Un homme partait en voyage,
Il allait visiter quelques lointains pays ;
Mais à peine il avait les pieds hors du logis,
Qu'un vent précurseur de l'orage
Vient lui donner à réfléchir.
« Si ce vent, se dit-il, promptement ne s'apaise,
« J'en puis être fort mal à l'aise ;
« Mieux vaut peut-être alors différer de partir.
Il y songeait encor que fendant la nuée,
La grêle avec la pluie arrivent par torrent"

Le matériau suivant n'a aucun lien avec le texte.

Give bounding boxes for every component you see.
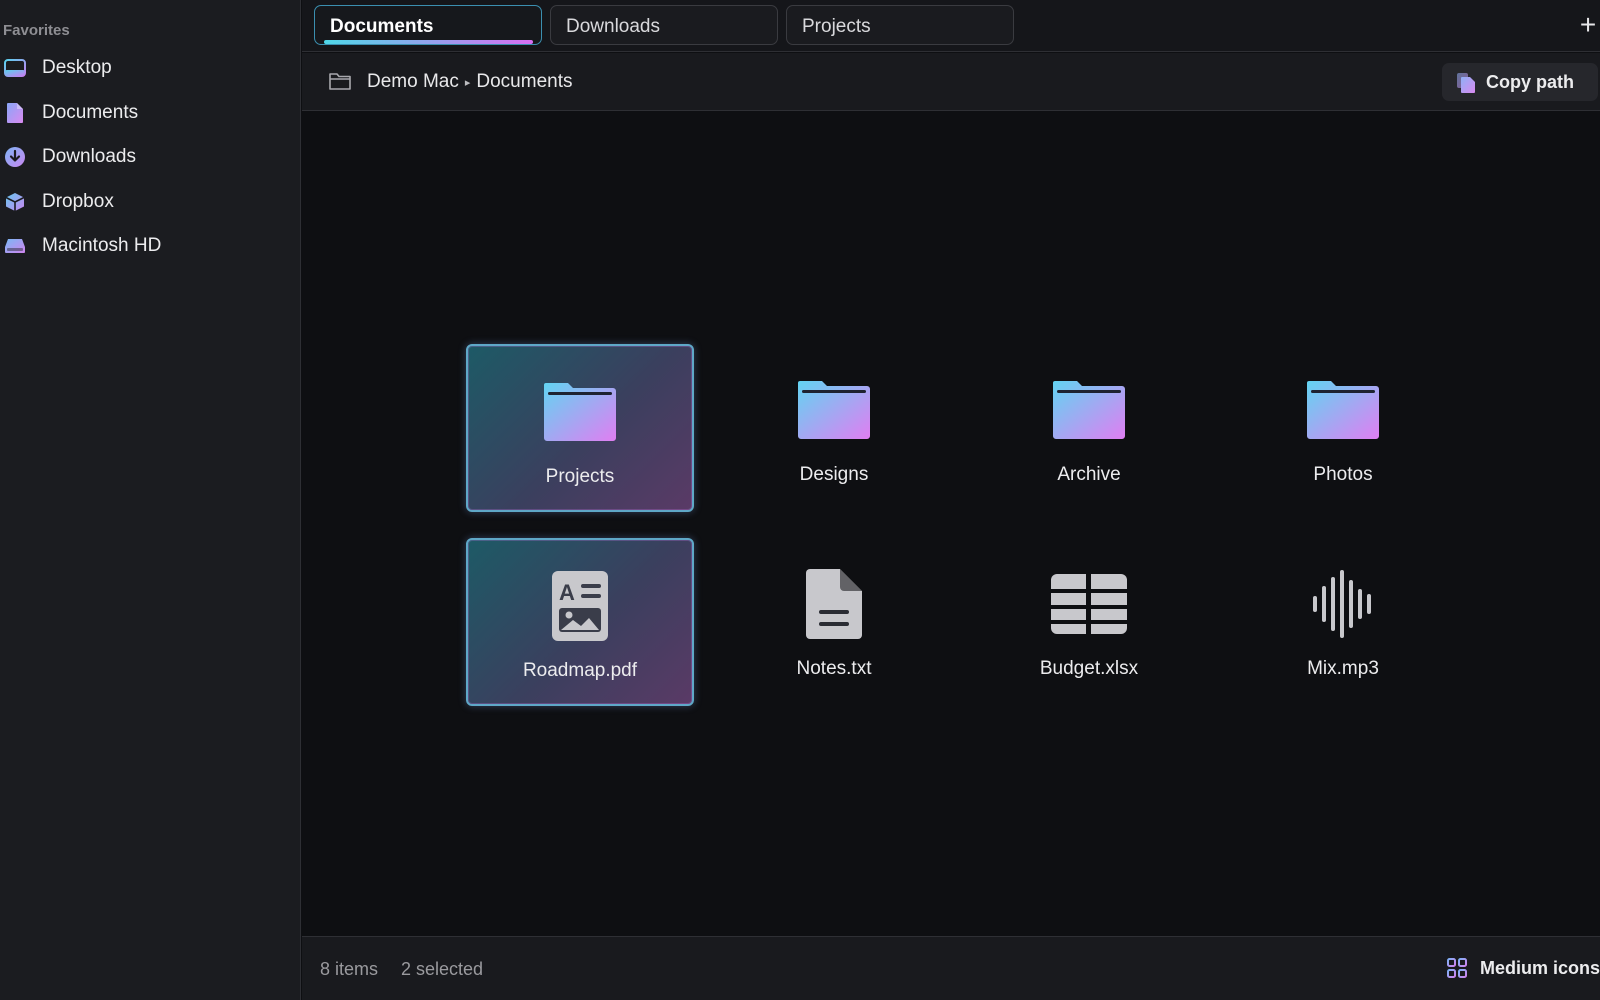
audio-waveform-icon <box>1303 568 1383 640</box>
file-item-notes-txt[interactable]: Notes.txt <box>720 538 948 706</box>
tab-label: Projects <box>802 16 871 37</box>
item-count: 8 items <box>320 959 379 979</box>
copy-path-label: Copy path <box>1486 72 1574 92</box>
sidebar-item-label: Dropbox <box>42 191 114 212</box>
active-tab-indicator <box>324 40 533 44</box>
svg-text:A: A <box>559 580 575 605</box>
sidebar-heading: Favorites <box>3 22 70 39</box>
folder-icon <box>540 376 620 448</box>
sidebar-item-dropbox[interactable]: Dropbox <box>0 182 300 222</box>
path-bar: Demo Mac ▸ Documents Copy path <box>302 53 1600 111</box>
pdf-document-icon: A <box>540 570 620 642</box>
folder-icon <box>1049 374 1129 446</box>
file-item-projects[interactable]: Projects <box>466 344 694 512</box>
sidebar-item-downloads[interactable]: Downloads <box>0 137 300 177</box>
file-item-budget-xlsx[interactable]: Budget.xlsx <box>975 538 1203 706</box>
sidebar-item-documents[interactable]: Documents <box>0 93 300 133</box>
status-bar: 8 items 2 selected Medium icons <box>302 936 1600 1000</box>
file-name: Archive <box>1057 464 1121 485</box>
folder-icon <box>1303 374 1383 446</box>
file-name: Notes.txt <box>796 658 872 679</box>
view-mode-button[interactable]: Medium icons <box>1446 957 1600 979</box>
tab-documents[interactable]: Documents <box>314 5 542 45</box>
spreadsheet-icon <box>1049 568 1129 640</box>
desktop-icon <box>4 57 26 79</box>
new-tab-button[interactable]: + <box>1576 11 1600 39</box>
file-name: Photos <box>1313 464 1373 485</box>
document-icon <box>4 102 26 124</box>
file-item-archive[interactable]: Archive <box>975 344 1203 512</box>
sidebar-item-label: Desktop <box>42 57 112 78</box>
file-item-mix-mp3[interactable]: Mix.mp3 <box>1229 538 1457 706</box>
folder-icon <box>794 374 874 446</box>
view-mode-label: Medium icons <box>1479 957 1600 978</box>
hard-drive-icon <box>4 235 26 257</box>
sidebar-item-desktop[interactable]: Desktop <box>0 48 300 88</box>
copy-icon <box>1456 72 1476 99</box>
tab-bar: Documents Downloads Projects + <box>302 0 1600 52</box>
tab-projects[interactable]: Projects <box>786 5 1014 45</box>
breadcrumb: Demo Mac ▸ Documents <box>367 71 573 93</box>
breadcrumb-separator: ▸ <box>464 76 471 89</box>
grid-view-icon <box>1446 957 1468 979</box>
file-name: Budget.xlsx <box>1039 658 1139 679</box>
dropbox-icon <box>4 191 26 213</box>
file-item-roadmap-pdf[interactable]: A Roadmap.pdf <box>466 538 694 706</box>
file-name: Projects <box>545 466 615 487</box>
sidebar-item-macintosh-hd[interactable]: Macintosh HD <box>0 226 300 266</box>
file-item-designs[interactable]: Designs <box>720 344 948 512</box>
sidebar-item-label: Downloads <box>42 146 136 167</box>
sidebar-item-label: Documents <box>42 102 139 123</box>
text-file-icon <box>794 568 874 640</box>
copy-path-button[interactable]: Copy path <box>1442 63 1598 101</box>
sidebar: Favorites Desktop Documents Downloads Dr… <box>0 0 301 1000</box>
breadcrumb-root[interactable]: Demo Mac <box>367 71 459 93</box>
file-name: Designs <box>799 464 869 485</box>
folder-outline-icon <box>328 72 352 96</box>
selection-count: 2 selected <box>401 959 484 979</box>
breadcrumb-current[interactable]: Documents <box>476 71 572 93</box>
download-icon <box>4 146 26 168</box>
file-manager-window: Favorites Desktop Documents Downloads Dr… <box>0 0 1600 1000</box>
file-name: Roadmap.pdf <box>522 660 638 681</box>
tab-label: Documents <box>330 16 434 37</box>
file-item-photos[interactable]: Photos <box>1229 344 1457 512</box>
tab-label: Downloads <box>566 16 660 37</box>
file-grid: Projects Designs Archive Photos A Roadma… <box>302 112 1600 936</box>
sidebar-item-label: Macintosh HD <box>42 235 162 256</box>
file-name: Mix.mp3 <box>1307 658 1379 679</box>
tab-downloads[interactable]: Downloads <box>550 5 778 45</box>
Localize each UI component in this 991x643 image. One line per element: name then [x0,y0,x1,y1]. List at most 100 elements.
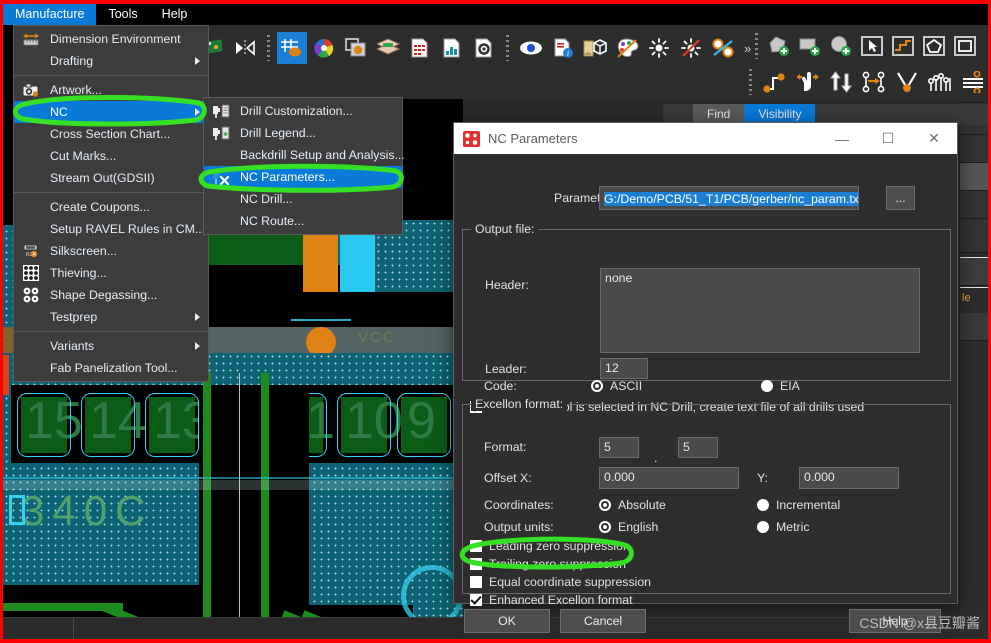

Ne laissant qu'un espoir assez peu rassurant,
Tant la nature était fortement remuée.
« Ça, rentrons au plutôt, poursuit le voyageur,
« Sachons attendre un temps meilleur. »
Il avait bien raison, l'atmosphère attiédie
Et la nature reverdie,
Offraient le lendemain, avec un jour plus pur
L'attrait d'un voyage plus sûr.
Après quelque trajet, d'un chemin favorahle,
Se trouve un filet d'eau, sur le roc et le sable,
Offrant dans tous les temps un passage guéable.
Au moment de le traverser
Il en voit les eaux s'amasser,
Et s'étendre au-delà des rives ;
Et bientôt, comme un fleuve aux allures plus vives,
Menacer de tout renverser.
Quelques gens manquant de prudence,
Auraient bien tenté dès l'abord
De s'engager pour tendre à l'autre bord.
Notre homme eut plus de prévoyance,
Il songea que des eaux souvent la violence
Est telle qu'on ne peut en vaincre le courant,
Et qu'on périt dans le torrent ;
Mais que la tempête passée,
La cause de la crue en même temps cessée,
L'onde facilement peut être traversée.
Or donc, en sage, il attendit
Que l'eau fut rentrée en son lit.
Je voudrais bien que semblable sagesse
Servit d'exemple en mainte occasion
Que l'on comprit, que même la faiblesse,
A son heure pour l'action ;
Que l'on gagne à savoir l'attendre,
Qu'on périt lorsqu'à tort on songe à se défendre,
Qu'on ne résiste pas à des vents déchaînés,
Pas plus qu'à des eaux en furie,
Allant semer dans la prairie
Tous les objets qu'elles ont entraînés.
Que faut-il ajouter en cette conjoncture,
C'est que violence et fureur,
N'ont qu'un jour ; et que la nature
N'en peut longtemps supporter la rigueur.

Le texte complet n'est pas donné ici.